The Associated Press

Andy Hunter, founder of a new online sales outlet for independent booksellers, had seen a crisis building well before the coronavirus pandemic shut down many of the country’s stores.

“Between 2015 and 2018, I saw this big jump in the percentage of weekly sales for physical books that were going to Amazon.com,” Hunter says. “And it seemed like independent bookstores needed to do something to adapt, because the writing was on the wall.”

In January, Hunter launched Bookshop.org, which offers everything from the new Hilary Mantel novel to such classics as Boccaccio’s “The Decameron,” and shares proceeds with independent stores. Hunter says weekly sales at first were around $30,000, but jumped to more than $450,000 by mid-March, as the virus spread and readers no longer could visit their favorite local stores.

On Tuesday, Simon & Schuster became the first of the major publishers to launch a formal partnership with Bookshop.org. Simon & Schuster is adding buy buttons for Bookshop.org to all of its websites and promoting Bookshop through emails and elsewhere online. It also has enlisted numerous authors, among them Stephen King, Susan Orlean and Jason Reynolds, to get the word out about Bookshop on social media and elsewhere.

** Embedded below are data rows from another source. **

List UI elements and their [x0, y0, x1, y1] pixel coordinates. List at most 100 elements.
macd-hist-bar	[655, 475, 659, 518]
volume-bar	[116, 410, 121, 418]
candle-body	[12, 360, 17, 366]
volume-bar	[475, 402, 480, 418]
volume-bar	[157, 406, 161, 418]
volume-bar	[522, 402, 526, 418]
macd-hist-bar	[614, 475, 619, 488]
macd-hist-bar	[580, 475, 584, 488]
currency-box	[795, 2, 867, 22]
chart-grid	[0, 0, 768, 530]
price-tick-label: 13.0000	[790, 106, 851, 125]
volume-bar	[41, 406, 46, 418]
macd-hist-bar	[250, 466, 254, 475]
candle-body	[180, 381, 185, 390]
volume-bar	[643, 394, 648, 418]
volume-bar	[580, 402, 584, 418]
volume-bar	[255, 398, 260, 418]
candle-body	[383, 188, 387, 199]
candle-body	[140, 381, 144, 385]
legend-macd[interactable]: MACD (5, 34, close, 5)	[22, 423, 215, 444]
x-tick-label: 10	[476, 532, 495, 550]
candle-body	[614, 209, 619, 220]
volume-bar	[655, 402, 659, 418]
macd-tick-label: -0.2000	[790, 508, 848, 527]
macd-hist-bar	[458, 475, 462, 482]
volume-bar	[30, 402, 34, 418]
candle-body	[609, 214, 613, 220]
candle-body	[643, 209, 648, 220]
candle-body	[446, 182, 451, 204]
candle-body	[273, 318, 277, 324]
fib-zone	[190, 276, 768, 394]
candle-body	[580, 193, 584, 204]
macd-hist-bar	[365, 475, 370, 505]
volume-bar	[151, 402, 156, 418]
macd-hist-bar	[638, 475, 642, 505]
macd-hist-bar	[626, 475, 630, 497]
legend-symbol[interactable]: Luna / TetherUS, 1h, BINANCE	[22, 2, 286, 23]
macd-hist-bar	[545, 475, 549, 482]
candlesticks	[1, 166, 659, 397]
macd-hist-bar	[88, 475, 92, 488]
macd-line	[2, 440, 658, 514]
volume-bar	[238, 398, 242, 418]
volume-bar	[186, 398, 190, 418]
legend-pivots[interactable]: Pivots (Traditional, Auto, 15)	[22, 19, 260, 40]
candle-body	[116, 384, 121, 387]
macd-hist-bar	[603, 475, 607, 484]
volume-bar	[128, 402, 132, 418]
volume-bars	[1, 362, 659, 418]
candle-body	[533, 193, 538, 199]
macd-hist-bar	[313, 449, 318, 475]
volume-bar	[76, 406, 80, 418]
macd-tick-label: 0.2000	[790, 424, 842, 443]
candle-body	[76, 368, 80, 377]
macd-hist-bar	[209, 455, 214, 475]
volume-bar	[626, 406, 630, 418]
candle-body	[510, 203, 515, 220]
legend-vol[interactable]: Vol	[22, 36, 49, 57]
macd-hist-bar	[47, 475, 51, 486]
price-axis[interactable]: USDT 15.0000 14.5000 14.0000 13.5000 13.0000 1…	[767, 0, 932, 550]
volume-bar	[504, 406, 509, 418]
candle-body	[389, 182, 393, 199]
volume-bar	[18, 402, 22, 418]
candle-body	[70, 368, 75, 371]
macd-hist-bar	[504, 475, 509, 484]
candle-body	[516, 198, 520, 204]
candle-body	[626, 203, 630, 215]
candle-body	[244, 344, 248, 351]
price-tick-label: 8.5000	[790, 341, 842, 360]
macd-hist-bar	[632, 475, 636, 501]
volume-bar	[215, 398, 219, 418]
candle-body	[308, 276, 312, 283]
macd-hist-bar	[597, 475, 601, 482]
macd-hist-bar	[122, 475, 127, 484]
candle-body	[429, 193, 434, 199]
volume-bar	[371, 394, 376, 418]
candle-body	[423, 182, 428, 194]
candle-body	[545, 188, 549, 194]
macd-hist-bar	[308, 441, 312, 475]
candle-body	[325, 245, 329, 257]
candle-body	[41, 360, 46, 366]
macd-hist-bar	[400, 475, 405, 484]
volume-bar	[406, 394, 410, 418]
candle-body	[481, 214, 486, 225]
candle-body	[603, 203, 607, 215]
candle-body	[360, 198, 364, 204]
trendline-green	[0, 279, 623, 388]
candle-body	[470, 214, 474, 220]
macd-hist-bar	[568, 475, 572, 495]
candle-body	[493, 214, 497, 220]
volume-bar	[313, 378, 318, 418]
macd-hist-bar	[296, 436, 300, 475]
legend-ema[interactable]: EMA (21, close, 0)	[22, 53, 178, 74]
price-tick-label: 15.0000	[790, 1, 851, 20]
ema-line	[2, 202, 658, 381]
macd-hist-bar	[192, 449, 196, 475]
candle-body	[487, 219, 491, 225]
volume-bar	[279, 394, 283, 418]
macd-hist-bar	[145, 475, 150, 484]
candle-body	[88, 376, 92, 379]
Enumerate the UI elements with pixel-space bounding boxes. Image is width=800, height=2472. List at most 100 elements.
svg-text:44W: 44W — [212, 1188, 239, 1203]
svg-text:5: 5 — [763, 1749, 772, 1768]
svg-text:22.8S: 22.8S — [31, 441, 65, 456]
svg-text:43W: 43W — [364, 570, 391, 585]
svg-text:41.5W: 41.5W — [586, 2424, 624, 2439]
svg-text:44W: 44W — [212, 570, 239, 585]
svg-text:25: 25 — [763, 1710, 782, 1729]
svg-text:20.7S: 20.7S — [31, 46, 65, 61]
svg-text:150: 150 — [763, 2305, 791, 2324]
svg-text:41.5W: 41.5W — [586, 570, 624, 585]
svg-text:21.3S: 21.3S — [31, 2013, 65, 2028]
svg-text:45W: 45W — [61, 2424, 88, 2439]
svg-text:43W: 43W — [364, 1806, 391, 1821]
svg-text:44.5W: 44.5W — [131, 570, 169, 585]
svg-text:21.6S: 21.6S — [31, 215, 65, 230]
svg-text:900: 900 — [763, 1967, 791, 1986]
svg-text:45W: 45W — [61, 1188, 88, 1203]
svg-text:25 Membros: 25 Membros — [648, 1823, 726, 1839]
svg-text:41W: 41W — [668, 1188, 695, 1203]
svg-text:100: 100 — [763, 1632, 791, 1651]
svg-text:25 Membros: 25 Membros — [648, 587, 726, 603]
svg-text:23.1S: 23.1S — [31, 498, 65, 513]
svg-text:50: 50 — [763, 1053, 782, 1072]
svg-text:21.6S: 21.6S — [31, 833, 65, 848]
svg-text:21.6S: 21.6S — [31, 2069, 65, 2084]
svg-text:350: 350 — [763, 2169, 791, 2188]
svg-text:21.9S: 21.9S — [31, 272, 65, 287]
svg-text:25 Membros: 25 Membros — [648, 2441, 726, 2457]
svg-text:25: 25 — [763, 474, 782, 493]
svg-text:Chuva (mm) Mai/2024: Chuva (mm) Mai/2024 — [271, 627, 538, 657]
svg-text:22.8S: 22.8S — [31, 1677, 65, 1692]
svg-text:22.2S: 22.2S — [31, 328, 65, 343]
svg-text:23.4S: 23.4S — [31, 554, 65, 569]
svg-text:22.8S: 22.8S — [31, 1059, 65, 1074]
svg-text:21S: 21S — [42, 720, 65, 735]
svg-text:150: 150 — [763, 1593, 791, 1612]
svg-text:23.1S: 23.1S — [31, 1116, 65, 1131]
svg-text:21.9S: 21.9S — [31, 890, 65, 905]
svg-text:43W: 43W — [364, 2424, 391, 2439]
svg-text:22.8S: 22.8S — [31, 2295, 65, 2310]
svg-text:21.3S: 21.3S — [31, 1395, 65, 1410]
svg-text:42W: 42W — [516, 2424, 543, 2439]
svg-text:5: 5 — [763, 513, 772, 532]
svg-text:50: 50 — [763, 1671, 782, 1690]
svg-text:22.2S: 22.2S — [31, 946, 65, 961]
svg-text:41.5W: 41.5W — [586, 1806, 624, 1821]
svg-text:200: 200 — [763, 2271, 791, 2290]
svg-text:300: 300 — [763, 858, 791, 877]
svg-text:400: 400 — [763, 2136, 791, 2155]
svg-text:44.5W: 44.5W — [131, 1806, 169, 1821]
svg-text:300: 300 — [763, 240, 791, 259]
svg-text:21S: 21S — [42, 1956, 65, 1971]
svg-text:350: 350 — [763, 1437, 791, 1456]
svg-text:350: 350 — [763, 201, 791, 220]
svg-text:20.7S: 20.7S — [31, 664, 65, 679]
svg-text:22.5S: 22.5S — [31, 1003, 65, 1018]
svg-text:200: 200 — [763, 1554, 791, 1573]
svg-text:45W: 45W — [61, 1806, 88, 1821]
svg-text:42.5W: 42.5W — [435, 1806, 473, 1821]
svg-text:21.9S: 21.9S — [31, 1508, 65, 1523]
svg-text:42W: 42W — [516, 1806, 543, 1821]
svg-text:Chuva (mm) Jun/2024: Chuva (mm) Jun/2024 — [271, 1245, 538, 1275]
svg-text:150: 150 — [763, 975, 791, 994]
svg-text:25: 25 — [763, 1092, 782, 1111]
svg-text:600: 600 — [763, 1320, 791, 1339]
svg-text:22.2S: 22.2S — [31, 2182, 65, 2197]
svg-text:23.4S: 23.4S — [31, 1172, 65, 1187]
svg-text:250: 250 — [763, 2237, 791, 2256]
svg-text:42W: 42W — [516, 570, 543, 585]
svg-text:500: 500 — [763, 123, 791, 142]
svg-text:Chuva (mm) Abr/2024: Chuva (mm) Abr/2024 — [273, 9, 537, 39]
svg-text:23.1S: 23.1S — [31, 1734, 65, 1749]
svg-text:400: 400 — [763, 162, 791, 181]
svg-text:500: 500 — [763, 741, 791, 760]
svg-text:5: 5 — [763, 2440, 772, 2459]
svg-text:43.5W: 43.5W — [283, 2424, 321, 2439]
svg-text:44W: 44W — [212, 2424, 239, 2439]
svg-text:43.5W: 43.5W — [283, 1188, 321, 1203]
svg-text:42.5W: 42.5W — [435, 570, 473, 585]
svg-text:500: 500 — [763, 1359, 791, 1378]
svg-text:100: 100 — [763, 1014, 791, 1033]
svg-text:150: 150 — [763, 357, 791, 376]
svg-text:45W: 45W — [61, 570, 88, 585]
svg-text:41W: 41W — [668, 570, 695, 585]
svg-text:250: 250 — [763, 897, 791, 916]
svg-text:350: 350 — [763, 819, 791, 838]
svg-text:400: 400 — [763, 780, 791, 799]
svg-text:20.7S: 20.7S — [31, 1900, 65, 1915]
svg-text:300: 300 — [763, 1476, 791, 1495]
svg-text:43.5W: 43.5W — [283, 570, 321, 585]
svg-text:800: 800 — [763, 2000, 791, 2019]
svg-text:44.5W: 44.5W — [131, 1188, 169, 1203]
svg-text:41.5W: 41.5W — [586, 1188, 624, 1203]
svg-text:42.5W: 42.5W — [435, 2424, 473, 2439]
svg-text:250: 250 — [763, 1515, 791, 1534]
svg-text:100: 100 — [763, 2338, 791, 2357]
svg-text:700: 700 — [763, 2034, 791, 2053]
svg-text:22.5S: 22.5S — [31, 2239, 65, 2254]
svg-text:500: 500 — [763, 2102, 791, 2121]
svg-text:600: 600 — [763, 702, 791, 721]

“Independent bookstores are the lifeline of the intellect,” King said in a statement. “They have to remain strong, especially in difficult times like these.”

“Indie booksellers have consistently served as bonding agents for our communities,” Reynolds said in a statement. “They work tirelessly to make sure we not only have books, but also a base, a place to come and simply be. They are, quite literally, the cover that protects the pages of who we are. And now, it’s time for us to protect them.”

Hunter, who previously founded the digital publisher Electric Literature and helped create the online publication Literary Hub, sees Bookshop.org as serving a niche within a niche in independent selling. While stores such as Powell’s Books in Portland, Oregon, and the Harvard Book Store in Cambridge, Massachusetts, have built effective presences online, many have lacked the resources and/or the desire to do the same.